Gouvernants coupés des réalités

Dans le fond, le problème que posent les enseignants n’est que la face cachée de l’image de l’enseignement publique au Cameroun, que personne ne veut voir depuis longtemps, à travers la décrépitude et l’état de délabrement avancé dans lequel se trouvent les infrastructures.

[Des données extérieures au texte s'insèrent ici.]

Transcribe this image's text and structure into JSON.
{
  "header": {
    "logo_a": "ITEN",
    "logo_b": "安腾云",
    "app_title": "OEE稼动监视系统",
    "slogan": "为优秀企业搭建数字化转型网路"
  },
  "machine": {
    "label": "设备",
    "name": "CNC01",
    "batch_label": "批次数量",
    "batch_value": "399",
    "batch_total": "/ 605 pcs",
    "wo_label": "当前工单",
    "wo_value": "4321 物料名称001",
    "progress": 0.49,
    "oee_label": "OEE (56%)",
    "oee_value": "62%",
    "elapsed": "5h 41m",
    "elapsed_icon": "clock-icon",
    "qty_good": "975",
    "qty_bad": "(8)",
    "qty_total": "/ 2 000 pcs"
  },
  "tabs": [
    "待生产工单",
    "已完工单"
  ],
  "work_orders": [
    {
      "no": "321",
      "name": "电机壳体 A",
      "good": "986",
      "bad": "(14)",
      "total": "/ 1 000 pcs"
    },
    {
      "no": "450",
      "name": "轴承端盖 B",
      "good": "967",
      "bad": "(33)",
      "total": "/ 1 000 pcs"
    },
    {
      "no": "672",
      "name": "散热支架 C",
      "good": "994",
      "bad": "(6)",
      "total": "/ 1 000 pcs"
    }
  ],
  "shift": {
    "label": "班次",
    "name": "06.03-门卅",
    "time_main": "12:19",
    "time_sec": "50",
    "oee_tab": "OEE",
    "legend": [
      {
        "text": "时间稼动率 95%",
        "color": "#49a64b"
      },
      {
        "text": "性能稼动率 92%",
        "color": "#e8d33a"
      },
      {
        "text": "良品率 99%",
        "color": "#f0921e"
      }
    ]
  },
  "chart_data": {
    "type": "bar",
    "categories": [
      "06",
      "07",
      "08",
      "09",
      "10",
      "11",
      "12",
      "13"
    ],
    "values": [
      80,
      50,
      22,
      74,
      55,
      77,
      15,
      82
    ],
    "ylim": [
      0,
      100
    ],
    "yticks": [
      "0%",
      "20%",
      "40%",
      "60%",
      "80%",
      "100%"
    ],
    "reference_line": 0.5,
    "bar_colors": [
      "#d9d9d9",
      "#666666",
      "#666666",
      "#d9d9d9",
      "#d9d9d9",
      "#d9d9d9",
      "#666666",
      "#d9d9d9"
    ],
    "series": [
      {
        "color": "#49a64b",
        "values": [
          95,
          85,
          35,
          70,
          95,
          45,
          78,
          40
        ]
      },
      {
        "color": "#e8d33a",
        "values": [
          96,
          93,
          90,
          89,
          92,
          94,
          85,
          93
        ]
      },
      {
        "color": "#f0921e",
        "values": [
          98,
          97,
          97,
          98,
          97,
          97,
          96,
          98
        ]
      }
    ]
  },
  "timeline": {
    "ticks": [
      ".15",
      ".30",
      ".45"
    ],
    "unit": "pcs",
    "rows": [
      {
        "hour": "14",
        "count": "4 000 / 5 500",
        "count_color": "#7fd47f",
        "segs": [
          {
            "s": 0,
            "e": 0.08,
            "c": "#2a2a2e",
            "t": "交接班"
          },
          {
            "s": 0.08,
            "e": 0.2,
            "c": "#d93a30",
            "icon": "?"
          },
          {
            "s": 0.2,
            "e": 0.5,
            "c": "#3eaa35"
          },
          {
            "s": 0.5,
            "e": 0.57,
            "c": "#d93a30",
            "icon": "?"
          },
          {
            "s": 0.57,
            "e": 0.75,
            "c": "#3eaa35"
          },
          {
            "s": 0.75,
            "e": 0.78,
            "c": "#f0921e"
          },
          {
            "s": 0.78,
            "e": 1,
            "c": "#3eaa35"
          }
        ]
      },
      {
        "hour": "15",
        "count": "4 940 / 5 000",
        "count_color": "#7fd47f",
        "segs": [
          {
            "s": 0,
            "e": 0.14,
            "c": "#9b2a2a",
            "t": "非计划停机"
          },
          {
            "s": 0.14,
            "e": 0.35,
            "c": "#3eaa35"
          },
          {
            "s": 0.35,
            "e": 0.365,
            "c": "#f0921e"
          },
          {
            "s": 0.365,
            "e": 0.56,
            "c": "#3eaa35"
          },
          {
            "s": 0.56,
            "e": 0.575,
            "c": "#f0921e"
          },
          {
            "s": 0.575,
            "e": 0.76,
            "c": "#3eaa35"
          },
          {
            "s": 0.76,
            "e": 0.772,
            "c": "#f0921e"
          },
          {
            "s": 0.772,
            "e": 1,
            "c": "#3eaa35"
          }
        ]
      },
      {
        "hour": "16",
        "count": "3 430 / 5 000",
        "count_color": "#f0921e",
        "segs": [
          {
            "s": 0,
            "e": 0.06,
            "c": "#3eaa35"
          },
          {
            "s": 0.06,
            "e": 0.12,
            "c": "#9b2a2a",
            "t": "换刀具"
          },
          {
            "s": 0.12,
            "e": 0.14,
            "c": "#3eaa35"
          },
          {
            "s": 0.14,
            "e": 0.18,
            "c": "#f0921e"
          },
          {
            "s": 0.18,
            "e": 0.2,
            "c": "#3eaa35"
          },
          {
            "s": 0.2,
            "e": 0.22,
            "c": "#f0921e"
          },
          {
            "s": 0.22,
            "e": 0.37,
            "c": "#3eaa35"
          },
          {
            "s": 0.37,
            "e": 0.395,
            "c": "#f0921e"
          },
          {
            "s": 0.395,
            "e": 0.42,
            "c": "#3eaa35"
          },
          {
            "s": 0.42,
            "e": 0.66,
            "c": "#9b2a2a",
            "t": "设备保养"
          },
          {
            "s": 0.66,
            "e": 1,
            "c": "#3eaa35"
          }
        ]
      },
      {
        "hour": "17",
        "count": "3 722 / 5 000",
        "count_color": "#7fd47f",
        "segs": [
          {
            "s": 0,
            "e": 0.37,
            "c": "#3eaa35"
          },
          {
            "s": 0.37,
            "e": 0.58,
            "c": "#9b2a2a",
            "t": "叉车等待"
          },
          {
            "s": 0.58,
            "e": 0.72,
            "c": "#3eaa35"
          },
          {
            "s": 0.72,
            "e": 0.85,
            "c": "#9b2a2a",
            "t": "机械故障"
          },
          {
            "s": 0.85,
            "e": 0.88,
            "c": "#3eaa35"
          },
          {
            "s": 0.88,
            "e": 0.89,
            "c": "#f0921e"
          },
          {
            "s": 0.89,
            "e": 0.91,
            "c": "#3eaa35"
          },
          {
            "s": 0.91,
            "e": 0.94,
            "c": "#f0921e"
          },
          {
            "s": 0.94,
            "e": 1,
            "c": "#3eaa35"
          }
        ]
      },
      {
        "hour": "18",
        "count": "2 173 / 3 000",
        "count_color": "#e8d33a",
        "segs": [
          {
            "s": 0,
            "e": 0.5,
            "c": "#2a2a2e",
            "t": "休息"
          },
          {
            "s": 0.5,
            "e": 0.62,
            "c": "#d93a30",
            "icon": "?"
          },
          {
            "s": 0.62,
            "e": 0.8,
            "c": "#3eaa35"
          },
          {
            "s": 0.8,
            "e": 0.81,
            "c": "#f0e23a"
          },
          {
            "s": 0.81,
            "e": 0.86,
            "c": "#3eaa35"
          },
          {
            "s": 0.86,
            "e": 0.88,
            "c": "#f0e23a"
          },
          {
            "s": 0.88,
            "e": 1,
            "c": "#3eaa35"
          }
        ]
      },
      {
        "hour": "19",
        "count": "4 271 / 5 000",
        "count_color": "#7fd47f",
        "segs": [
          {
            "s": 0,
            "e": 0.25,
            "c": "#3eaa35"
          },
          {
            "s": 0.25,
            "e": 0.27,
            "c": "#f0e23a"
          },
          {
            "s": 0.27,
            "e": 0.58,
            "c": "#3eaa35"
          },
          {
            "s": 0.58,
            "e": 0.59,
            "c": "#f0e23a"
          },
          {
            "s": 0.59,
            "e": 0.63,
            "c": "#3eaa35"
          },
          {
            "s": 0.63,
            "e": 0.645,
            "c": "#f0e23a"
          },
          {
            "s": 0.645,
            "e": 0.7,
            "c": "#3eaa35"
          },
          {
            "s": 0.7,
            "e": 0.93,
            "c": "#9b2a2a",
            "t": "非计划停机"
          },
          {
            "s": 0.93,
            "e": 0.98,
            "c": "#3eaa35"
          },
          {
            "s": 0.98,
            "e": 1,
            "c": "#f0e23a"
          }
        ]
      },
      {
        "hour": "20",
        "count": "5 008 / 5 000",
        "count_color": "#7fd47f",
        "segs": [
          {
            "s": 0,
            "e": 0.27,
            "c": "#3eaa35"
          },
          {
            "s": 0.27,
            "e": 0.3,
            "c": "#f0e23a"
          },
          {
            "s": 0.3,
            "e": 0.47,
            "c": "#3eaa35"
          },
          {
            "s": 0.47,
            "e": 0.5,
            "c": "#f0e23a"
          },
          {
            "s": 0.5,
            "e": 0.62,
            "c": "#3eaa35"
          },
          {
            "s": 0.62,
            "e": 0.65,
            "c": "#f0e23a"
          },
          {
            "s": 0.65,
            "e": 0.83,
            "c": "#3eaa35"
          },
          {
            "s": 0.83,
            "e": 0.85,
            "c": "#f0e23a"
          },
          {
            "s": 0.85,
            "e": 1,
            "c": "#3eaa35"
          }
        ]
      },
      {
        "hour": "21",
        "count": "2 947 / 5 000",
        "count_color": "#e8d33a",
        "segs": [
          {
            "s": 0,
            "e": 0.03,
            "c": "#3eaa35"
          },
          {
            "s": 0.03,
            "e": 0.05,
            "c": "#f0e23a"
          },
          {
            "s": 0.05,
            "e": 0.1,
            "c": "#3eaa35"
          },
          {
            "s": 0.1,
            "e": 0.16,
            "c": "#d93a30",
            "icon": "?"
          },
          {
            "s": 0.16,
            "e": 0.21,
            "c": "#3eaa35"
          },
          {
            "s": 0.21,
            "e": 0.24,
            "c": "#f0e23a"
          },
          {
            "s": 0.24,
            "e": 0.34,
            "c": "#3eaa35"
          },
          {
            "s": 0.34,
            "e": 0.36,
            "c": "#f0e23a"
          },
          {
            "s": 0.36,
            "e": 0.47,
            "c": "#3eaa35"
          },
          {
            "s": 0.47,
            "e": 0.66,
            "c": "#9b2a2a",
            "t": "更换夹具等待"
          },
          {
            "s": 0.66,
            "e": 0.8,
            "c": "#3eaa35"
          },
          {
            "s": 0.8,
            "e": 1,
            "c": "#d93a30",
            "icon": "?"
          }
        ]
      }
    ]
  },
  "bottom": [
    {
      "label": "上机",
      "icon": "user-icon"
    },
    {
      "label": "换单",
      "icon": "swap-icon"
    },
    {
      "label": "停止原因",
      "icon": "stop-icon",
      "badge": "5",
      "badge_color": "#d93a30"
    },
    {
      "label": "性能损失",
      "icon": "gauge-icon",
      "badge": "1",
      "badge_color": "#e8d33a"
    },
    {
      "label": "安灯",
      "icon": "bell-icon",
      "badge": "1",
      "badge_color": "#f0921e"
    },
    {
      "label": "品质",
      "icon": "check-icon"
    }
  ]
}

Les bâtiments vétustes et non entretenus, les toilettes qui n’ont rien à envier à celles des prisons du Cameroun, les laboratoires, les ateliers, les salles de classe surpeuplées, le lycée est devenu un endroit où il ne faut pas être. Conséquence, les parents, quand ils ont le choix, n’hésitent pas à aller au privé, le public étant devenu pour le laisser pour compte. L’enseignant est en 2022 comme un thermomètre, qui devrait permettre au gouvernement de voir le véritable niveau de température, pas le niveau fabriqué et poli que présentent les délégués départementaux et régionaux qui croient que dire à la hiérarchie que tout va bien c’est bien faire son travail. Et au lieu de vouloir casser le thermomètre, comme on tente au quotidien de faire avec des intimidations, il est urgent de le lire plutôt avec minutie pour voir tous les signes de la maladie. Mais là encore il faudrait que les gouvernants aient un intérêt à ce que l’enseignement se porte bien au Cameroun, puisqu’ils ne sont pas concernés.